Peut-on résumer Rudolf Serkin (1903-1991), et comment ? Hélas il le faut bien, la place manquant ici pour faire l‘apologie complète d’une vie au service de la musique. Alors son itinéraire : né dans une famille pauvre à Eger, en Bohème ; éduqué musicalement à Vienne ; intégré à Bâle à la famille Busch, qui était ce que l’Europe centrale comptait de mieux pour la musique de chambre ; exilé en Amérique, où il fonda une université de musique, à Marlboro, dans le Vermont, et fut professeur au Curtis Institute of Music, à Philadelphie, avant de le diriger. Traits principaux : effacement, intransigeance, fidélité aux textes, rigueur.
Une seule œuvre pour aborder le musicien ? Dans un répertoire relativement restreint (Bach, Beethoven, Mozart, Schubert, Brahms, Reger), il faut le découvrir dans les « Concertos Brandebourgeois » de Bach, et particulièrement dans la cadence du cinquième, si l’on veut savoir ce que fulgurance veut dire. « Je suis musicien plutôt que pianiste, le piano est seulement mon instrument » se plaisait-il à affirmer.
On ne s’étonnera pas de trouver dans cette moisson quelques doublons. Serkin remettait sans cesse sur le métier les mêmes œuvres, qu’il approfondissait. Les concertos et certaines sonates de Beethoven avaient sa faveur, comme le « Deuxième Concerto » de Brahms ou celui de Schumann.
À côté de cela, de vraies originalités. Personne d’autre que Serkin ne défendait, au disque du moins, l’Allemand Max Reger, dont on trouve dans cette compilation le « Concerto pour piano » dirigé par Eugene Ormandy, les « Variations et Fugue sur un thème de Bach » et une « Sonate pour violon et piano ». Et la « Burlesque » de Richard Strauss, les rares deux concertos de Mendelssohn, le « Concerto pour la main gauche » de Prokofiev, celui de Bartók. Et les bijoux que sont les deux Lieder avec instruments obligés de Schubert, que chante Bennita Valente : « Auf dem Strom » avec Myron Bloom au cor, « Der Hirt auf dem Felsen » avec Harold Wright à la clarinette. Ajoutons les « Liebeslieder-Wälzer » de Brahms avec un quatuor vocal exceptionnel de cohérence, enregistrées comme les Schubert au Festival de Marlboro en 1960, et « 24 Préludes », les seules pièces de Chopin qu’il a enregistrées en studio, en 1976.

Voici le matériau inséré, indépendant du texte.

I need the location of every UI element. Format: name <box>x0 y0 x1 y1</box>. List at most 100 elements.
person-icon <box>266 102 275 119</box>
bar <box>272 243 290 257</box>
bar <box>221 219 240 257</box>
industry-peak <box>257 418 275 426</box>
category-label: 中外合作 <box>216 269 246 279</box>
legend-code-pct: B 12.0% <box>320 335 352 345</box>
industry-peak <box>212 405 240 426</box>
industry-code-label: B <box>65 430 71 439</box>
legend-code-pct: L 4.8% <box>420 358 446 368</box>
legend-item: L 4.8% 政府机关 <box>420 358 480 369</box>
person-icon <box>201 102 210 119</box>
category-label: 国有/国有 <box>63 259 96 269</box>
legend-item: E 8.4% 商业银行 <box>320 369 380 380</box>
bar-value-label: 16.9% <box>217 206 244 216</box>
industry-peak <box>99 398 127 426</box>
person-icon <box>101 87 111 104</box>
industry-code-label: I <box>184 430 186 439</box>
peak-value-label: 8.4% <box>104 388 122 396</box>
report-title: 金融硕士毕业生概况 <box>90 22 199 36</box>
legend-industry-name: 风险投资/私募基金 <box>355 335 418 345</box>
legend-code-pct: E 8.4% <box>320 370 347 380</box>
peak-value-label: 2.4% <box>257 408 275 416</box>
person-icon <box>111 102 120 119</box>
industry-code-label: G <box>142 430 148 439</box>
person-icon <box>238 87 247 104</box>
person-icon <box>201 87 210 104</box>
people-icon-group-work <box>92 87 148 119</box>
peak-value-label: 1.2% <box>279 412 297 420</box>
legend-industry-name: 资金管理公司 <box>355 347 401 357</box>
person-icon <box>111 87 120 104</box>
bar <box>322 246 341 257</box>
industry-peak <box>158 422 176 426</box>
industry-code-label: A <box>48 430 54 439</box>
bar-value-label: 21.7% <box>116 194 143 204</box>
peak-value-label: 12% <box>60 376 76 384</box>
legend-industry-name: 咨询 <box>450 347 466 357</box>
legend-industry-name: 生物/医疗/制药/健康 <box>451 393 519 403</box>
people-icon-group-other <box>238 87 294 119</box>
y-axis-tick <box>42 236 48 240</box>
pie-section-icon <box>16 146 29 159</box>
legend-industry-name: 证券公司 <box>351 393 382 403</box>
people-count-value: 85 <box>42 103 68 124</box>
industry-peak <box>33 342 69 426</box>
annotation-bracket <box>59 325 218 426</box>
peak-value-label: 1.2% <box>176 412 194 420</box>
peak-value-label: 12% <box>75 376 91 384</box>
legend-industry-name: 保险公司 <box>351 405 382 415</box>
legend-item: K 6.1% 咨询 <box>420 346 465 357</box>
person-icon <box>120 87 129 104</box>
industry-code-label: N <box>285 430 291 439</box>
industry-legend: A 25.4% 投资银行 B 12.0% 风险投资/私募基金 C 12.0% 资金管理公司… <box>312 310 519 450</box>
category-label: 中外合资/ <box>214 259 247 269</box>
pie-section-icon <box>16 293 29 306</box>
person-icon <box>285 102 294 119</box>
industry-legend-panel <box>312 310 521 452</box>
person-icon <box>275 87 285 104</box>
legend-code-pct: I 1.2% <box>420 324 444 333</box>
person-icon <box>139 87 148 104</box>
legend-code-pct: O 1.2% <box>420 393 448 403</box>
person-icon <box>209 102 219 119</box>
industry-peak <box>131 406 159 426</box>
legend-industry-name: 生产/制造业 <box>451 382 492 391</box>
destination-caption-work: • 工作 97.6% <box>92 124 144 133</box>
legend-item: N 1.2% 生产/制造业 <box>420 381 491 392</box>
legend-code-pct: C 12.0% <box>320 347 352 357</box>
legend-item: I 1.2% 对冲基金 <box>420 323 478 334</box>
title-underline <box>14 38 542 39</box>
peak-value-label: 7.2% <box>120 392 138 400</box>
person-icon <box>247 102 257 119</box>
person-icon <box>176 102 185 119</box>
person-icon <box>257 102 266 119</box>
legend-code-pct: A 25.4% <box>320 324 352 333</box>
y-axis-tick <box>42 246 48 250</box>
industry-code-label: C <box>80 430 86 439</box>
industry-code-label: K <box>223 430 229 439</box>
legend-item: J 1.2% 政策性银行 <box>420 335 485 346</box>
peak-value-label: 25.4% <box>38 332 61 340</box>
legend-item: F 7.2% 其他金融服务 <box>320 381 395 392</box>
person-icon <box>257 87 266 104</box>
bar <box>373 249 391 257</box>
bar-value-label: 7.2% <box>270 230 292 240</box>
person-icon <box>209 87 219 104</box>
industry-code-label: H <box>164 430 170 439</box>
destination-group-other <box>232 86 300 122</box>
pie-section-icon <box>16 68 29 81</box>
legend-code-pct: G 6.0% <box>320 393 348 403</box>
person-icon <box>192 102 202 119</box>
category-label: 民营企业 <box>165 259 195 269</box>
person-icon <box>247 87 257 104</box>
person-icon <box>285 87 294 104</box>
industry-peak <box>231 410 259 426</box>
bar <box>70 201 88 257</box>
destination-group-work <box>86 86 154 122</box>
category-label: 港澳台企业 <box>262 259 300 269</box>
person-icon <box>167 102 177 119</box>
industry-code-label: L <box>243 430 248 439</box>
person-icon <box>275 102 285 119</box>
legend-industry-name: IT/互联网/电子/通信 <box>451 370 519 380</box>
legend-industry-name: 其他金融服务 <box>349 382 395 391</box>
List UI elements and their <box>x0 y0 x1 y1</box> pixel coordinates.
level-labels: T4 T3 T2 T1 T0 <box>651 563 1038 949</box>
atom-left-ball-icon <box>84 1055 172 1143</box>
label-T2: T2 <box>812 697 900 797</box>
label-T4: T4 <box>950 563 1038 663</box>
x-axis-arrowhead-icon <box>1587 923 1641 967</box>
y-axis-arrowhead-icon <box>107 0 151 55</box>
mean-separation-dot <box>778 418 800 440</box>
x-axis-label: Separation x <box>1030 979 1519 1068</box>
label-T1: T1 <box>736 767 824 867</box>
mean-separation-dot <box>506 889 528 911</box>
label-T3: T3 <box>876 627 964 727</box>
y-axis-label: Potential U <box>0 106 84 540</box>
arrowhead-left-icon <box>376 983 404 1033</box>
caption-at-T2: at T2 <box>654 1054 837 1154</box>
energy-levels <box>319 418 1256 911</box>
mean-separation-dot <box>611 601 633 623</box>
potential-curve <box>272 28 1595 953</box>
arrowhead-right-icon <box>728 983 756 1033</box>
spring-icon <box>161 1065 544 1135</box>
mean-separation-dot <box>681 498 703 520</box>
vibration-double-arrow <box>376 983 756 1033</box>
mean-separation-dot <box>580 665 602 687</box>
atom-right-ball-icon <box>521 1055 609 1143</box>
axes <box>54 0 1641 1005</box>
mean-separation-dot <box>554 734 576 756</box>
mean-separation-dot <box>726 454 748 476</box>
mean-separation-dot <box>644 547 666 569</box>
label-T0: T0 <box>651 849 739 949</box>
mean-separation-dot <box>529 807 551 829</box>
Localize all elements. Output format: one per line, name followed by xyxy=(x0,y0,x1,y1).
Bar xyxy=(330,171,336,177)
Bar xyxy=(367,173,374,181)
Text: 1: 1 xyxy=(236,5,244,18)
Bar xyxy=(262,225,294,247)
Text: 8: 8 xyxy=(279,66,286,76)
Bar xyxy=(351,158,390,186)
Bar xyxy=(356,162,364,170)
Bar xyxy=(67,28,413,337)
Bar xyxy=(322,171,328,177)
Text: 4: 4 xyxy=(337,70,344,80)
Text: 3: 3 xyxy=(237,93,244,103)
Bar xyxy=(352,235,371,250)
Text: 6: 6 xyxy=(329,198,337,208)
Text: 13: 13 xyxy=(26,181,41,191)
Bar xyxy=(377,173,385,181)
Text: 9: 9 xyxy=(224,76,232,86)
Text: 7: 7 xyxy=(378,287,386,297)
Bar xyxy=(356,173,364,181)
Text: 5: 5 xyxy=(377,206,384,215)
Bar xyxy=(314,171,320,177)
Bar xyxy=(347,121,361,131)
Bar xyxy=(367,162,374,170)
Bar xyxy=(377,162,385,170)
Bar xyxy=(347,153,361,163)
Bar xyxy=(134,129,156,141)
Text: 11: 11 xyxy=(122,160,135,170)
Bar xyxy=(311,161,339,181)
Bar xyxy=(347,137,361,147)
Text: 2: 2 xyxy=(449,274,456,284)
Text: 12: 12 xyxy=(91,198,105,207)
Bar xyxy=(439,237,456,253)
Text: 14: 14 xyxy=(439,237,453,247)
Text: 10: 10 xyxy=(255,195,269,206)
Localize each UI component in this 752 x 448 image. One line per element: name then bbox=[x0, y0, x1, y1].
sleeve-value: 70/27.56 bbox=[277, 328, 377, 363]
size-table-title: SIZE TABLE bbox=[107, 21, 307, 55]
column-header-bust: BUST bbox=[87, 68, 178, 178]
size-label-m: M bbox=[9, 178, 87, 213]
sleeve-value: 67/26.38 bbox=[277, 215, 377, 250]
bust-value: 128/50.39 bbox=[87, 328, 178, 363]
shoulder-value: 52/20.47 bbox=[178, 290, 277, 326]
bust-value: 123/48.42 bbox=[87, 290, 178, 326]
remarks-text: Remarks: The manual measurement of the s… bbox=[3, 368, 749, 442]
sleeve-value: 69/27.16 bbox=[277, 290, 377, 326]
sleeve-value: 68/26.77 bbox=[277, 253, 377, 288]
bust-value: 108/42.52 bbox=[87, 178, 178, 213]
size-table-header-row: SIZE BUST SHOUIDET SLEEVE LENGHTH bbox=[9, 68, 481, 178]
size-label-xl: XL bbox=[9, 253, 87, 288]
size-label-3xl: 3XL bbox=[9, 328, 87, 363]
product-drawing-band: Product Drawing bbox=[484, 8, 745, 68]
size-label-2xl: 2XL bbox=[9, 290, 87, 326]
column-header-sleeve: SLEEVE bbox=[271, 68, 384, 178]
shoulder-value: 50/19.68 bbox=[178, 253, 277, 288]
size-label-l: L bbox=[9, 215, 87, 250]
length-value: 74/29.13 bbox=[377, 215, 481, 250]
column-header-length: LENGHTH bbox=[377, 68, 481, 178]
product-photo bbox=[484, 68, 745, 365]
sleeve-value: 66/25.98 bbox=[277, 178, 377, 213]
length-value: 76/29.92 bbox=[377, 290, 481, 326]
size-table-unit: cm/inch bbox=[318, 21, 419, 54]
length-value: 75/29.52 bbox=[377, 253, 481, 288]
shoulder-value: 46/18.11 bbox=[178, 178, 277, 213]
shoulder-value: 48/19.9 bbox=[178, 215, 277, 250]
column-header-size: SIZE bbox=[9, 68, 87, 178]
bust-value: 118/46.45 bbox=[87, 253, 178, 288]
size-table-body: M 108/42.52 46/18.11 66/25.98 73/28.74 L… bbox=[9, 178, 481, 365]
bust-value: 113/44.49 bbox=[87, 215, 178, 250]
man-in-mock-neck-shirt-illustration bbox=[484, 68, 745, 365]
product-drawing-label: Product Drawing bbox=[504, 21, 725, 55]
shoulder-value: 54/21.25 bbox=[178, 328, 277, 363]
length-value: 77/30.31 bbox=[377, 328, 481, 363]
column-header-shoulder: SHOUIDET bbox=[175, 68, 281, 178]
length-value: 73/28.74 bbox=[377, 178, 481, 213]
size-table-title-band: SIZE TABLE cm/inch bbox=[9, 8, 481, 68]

Le corps du coffret est donc consacré à son répertoire de prédilection, les sonates de Beethoven (17 sur les 32), dont certaines ont été récupérées post-mortem car le musicien en avait récusé la parution par scrupule, les concertos, sous la baguette de grands tels qu'Ormandy, Szell, Bernstein, Toscanini, Schneider, Walter… De Brahms, peu de pièces pour piano, mais les deux concertos, avec Szell et Ormandy, et de la musique de chambre. De Mozart, beaucoup de concertos, avec Szell et Schneider, et même un duo avec son fils Peter Serkin. Et Bach, bien sûr, dans lequel il est incomparable. Un petit livre récapitule très clairement l’ensemble et contient une biographie succincte mais parfaite de Jürgen Kesting.
Il ne manque pas grand-chose à cette somme de plus de 63 heures de musique. Rien n’est inédit, mais 13 albums apparaissent pour la première fois sur CD, dont des 78 tours gravés pour EMI dans les années 1930 ou quelques gravures tardives pour Deutsche Grammophon, notamment des concertos de Mozart avec Abbado. Qui possède cela, plus les concertos de Beethoven enregistrés à Boston pour Telarc avec Ozawa, aura l’intégralité de quarante ans de travail d’un immense génie à son piano.